Checklist is the right direction
The new checklist design in the dashboard greatly helped users to understand their next steps in their estate planning process. Funding their trust and getting their documents notarized are often steps customers miss. Now the checklist clearly guide them to take these actions.
Expand on “gifts” section
Customer care team mentioned that is a part of the questionnaire that customers always have questions on. In our following iteration, we would expand the resources on this area.
Final Solution
Solution 1: User Experience based on their EP expertise
Our customers come from different expertise level. From having no knowledge on estate planning, to having done it for someone previously and now doing it for themselves or vice versa…
For our pre-purchase experience, we wanted to design an experience based on users’ expertise and knowledge level of Estate Planning.
We designed a quiz, and by answering simple questions, users would be guided to a bundle of document recommendation that fits their needs.
Or if they are an expert, they can go ahead and choose the document that suits their needs.
Solution 2: A personable approach to a solemn matter
Estate Planning can be a daunting topic. After all, you are talking about what happens after you pass away. I want to humanize this experience.
I designed a family builder interaction at the beginning of our questionnaire, so it would be more approachable and personable. This also avoids users from repeatedly answering the same personal information over and over again like the current experience.
Solution 3: Removing document names
Another confusing part of Estate Planning is the document names. We solved this by removing the document names in our post-purchase experience.
Imagine you are actually going through an attorney. They wouldn’t trouble you with the document names, they will just ask you questions.
We changed all the categories in post-purchase questionnaire by grouping similar questions from different documents, and name these categories that are in a user-friendly language, creating a seamless experience - a master questionnaire.
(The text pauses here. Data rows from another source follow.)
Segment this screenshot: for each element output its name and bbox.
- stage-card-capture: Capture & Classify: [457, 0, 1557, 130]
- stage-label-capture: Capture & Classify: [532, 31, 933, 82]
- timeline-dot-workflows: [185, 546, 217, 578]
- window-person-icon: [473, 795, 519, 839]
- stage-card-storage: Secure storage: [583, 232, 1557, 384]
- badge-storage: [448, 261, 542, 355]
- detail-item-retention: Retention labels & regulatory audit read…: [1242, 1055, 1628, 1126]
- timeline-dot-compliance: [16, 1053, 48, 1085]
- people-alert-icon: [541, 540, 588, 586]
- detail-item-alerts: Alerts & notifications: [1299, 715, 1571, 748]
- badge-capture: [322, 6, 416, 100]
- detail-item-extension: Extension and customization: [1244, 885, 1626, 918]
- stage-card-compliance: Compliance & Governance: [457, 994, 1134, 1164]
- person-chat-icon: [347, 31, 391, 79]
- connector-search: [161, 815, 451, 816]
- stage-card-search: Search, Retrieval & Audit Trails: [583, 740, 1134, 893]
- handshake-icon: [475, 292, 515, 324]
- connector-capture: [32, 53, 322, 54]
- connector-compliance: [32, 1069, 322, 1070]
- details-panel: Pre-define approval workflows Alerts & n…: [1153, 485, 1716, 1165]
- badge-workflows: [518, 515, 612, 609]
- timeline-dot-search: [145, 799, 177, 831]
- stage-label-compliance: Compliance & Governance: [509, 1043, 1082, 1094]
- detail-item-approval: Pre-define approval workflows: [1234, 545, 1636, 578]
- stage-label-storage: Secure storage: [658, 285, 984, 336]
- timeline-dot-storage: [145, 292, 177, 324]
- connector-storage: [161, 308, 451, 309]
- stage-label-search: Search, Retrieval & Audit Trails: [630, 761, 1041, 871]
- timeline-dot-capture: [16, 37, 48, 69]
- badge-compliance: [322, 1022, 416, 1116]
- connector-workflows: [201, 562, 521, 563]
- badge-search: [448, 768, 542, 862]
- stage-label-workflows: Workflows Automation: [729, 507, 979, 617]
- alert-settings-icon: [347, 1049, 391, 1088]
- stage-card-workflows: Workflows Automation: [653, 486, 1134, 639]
Solution 4: Handholding step by step checklist
Current users often feel lost after filling out our questionnaires. They didn’t know they have additional steps to complete before their documents are official.
We guided them step by step after they have finished filling out everything and receiving their documents, especially guiding them through notarization and funding their trusts.
Learning Recap
This project has been very insightful. I learned a lot by relying on our customer care team as they are the frontline of our company since they deal with customers’ problems everyday. After conducting usability tests and focus group, it further supported our hypothesis that our product will help users’ estate planning experience by providing clear step-by-step guidance and avoid legal terms.
I’ve also learned to work with other product strike teams. When I first worked on the post-purchase experience, I was honed in and worked with my immediate strike team only. However, we later realized that the Business team was also designing a dashboard too. We quickly recovered by trying to see which part of the dashboard structure could be reused.